I heard a shout from across the street and I looked up just in time to witness one of the gorgeous dogs get hit broadsided by an oncoming truck. It all happened in slow motion and all at once.

My other next door neighbor burst out of his house and started screaming. Apparently he had been watching from inside. He yelled at the owner something about how the dog should have been on a leash and pick him up, get him to the vet, RIGHT NOW. I also heard a voice whimpering oh no, oh no, oh no and realized it was mine. The owner ushered the still upright and walking dog into their house and closed the door. The truck was long gone; it never even slowed down.

Realizing there was nothing I could do, I turned around and made eye contact with my neighbor and his son. Oh god, I hope he didn’t see, I thought, and not knowing what else to do I turned and walked into my house and burst into tears.

I kept peeking out my window because I wanted to make sure they were going to get the dog emergency care. I saw a man come out and empty out the trunk of a car. The next time I peeked, the car was gone.

Over the weekend I kept watching for the car, and it didn’t come back until 48 hours later. I am both desperate and terrified to know how the dog is – too terrified to go and outright ask.

Needless to say, that event definitely spoiled my day and probably my entire weekend. I took a ridiculously long shower, trying to wash off the trauma. As a trauma therapist, I’ve heard every disturbing narrative you could imagine and many you can’t, but I’ve never actually seen something so traumatic. I also can’t tolerate violence toward animals, real or fabricated.

I spent the rest of the day manically cleaning my house. None of us went anywhere that day.

Since then, we’ve essentially been sheltering in place. On Sunday I saw on Facebook that our local library was closing the next day, so I ran out and checked out a buttload of books and DVDs to hopefully last us for a long time. My husband called in sick on Monday and then went to work on Tuesday only to pack all of his office supplies into his car so he could continue working from home. Besides walks around the neighborhood, grocery shopping, the dentist, and one trip to the pediatrician because my kids continue to be sick, we’ve been hanging out at home, just trying to hang on and get well.

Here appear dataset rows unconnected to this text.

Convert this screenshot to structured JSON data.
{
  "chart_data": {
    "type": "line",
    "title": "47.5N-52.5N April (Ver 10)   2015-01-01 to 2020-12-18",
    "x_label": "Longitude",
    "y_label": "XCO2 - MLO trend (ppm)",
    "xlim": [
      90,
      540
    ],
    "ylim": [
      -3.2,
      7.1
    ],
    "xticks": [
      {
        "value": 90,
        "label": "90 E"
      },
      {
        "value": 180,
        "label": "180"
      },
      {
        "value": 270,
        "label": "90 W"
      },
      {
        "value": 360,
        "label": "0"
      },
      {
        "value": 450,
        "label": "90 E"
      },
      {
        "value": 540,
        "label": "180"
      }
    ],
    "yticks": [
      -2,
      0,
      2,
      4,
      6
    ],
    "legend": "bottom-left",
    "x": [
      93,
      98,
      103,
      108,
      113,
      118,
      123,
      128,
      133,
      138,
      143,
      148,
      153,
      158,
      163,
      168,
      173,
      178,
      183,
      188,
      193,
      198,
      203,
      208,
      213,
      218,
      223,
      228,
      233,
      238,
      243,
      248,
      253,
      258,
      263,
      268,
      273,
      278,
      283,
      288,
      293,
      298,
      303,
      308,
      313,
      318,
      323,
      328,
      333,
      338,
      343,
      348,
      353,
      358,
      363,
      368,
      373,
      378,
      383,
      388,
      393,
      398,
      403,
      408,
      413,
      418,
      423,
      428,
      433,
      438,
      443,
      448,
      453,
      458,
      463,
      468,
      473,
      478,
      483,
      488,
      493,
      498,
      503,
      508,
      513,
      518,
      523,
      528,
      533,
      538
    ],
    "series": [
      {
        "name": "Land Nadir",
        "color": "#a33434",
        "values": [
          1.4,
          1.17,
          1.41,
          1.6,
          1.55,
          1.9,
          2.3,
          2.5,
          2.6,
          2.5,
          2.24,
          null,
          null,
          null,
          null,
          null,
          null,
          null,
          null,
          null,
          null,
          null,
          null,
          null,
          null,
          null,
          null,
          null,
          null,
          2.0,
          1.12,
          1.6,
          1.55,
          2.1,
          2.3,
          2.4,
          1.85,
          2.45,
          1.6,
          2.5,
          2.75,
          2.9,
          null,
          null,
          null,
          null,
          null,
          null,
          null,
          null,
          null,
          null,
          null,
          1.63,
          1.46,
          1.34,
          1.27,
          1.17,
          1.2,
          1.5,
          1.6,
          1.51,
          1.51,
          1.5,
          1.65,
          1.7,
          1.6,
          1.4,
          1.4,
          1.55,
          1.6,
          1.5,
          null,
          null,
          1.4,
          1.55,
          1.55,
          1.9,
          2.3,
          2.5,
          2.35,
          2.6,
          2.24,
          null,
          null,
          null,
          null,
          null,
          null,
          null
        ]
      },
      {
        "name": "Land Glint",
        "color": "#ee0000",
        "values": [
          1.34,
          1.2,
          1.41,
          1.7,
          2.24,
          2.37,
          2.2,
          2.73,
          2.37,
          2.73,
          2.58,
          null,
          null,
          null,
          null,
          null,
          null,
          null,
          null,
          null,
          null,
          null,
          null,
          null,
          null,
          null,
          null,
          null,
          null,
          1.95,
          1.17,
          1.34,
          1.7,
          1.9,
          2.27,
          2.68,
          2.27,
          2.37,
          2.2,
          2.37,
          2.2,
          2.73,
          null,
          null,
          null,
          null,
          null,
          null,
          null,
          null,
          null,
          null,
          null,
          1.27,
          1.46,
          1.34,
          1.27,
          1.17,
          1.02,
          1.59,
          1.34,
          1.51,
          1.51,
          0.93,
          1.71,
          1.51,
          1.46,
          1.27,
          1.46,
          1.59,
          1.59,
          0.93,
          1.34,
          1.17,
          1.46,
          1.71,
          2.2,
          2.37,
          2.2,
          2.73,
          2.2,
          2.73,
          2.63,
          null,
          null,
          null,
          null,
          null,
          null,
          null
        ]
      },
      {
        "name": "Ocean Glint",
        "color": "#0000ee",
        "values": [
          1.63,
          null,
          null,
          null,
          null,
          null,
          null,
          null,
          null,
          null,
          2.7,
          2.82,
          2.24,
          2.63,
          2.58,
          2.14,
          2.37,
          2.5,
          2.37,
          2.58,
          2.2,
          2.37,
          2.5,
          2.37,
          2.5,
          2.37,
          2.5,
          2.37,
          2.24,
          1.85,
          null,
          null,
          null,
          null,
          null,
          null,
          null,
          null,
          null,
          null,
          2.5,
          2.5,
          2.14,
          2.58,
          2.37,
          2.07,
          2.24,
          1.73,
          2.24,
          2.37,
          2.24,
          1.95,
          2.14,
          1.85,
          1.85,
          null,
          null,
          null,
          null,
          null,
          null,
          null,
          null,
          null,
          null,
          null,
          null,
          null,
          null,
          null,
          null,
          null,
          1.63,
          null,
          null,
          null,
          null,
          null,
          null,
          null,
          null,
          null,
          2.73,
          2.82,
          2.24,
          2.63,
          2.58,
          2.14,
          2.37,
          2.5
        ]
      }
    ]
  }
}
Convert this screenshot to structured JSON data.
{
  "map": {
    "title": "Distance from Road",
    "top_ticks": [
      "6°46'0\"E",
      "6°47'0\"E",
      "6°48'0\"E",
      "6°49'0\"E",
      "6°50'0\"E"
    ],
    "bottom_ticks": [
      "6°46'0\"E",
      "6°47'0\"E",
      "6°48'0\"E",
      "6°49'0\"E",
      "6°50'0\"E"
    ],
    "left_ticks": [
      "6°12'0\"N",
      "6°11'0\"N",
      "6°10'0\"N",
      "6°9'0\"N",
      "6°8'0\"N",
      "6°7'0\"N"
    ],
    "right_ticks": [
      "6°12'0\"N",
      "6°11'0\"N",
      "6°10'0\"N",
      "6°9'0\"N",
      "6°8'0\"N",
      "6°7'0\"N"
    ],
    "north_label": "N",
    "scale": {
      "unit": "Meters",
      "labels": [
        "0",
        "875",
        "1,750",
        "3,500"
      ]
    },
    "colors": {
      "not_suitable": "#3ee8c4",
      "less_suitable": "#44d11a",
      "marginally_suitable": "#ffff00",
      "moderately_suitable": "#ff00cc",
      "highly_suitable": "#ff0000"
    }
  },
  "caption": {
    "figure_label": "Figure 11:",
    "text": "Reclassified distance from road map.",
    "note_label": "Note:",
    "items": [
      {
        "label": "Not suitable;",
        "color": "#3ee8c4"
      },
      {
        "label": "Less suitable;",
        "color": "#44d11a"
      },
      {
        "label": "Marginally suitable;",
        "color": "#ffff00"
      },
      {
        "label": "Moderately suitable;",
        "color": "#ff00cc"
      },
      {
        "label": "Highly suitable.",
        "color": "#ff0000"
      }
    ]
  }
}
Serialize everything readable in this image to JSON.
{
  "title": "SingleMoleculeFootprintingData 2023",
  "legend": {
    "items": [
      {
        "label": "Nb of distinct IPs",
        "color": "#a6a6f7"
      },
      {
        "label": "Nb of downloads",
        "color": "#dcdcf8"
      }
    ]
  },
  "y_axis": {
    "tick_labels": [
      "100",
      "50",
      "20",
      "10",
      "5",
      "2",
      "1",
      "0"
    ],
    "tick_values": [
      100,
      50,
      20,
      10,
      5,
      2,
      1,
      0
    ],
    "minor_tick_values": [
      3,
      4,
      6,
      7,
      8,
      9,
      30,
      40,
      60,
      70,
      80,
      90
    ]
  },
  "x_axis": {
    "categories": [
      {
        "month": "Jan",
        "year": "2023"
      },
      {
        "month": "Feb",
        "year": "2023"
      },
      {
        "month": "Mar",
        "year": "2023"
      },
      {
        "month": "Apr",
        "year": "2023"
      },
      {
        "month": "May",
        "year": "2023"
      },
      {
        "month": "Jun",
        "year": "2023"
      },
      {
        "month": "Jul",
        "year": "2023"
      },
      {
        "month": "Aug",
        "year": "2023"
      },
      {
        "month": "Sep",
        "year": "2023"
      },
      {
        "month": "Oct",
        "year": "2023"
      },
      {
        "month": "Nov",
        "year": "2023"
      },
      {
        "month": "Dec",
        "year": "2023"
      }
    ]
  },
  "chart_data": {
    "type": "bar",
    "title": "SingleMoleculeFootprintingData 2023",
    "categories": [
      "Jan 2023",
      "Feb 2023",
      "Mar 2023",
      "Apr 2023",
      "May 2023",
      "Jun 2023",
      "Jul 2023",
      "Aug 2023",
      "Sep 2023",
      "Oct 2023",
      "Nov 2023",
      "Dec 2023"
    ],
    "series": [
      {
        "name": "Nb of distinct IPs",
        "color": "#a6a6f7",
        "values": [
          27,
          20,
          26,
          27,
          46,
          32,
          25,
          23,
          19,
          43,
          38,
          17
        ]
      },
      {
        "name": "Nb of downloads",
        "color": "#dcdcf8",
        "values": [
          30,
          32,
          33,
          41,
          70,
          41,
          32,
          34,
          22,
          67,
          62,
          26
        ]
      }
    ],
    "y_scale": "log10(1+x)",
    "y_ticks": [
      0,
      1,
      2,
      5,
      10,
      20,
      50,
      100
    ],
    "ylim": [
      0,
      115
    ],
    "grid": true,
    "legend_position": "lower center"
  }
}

I’m pretty terrified. I’ve said it feels like we’re waiting for an invisible tidal wave to hit us and the anticipation is crushing me. I’ve had to shake off the ridiculous expectations that suddenly mothers are supposed to homeschool their kids like we don’t have enough shit piled on our backs. Not only are mine still ill, but they are confused and frustrated and do not take well to their mom trying to get them to do fucking worksheets. To hell with all that. We’ve been taking temperatures daily, we’ve been watching a lot of movies, and we’ve been taking walks, reading books, writing letters to grandparents, and doing art. On our walks, I’ve been carrying chalk and writing positive messages around the neighborhood. Once the rains come and wash them away, I’ll go out and do it again. Not sure if I’m doing that for myself or for others, but I guess that doesn’t really matter.

I’ve been meaning to compile a list of the positive side effects we’ve been experiencing as a result of all this chaos.

  • We get to sleep in
  • We don’t have to worry about being on time for shit
  • All the hilarious memes and videos and late night shows being broadcast from celebrities’ couches
  • I don’t have to make school lunches every night
  • My husband is home during the day
  • My house is going to be spotless by the time this is all over
  • Our carbon footprint has been drastically reduced! Both on a local and global level; how exciting is that?! Perhaps this experience will drive lasting change.

Now go wash your hands and stop touching your face.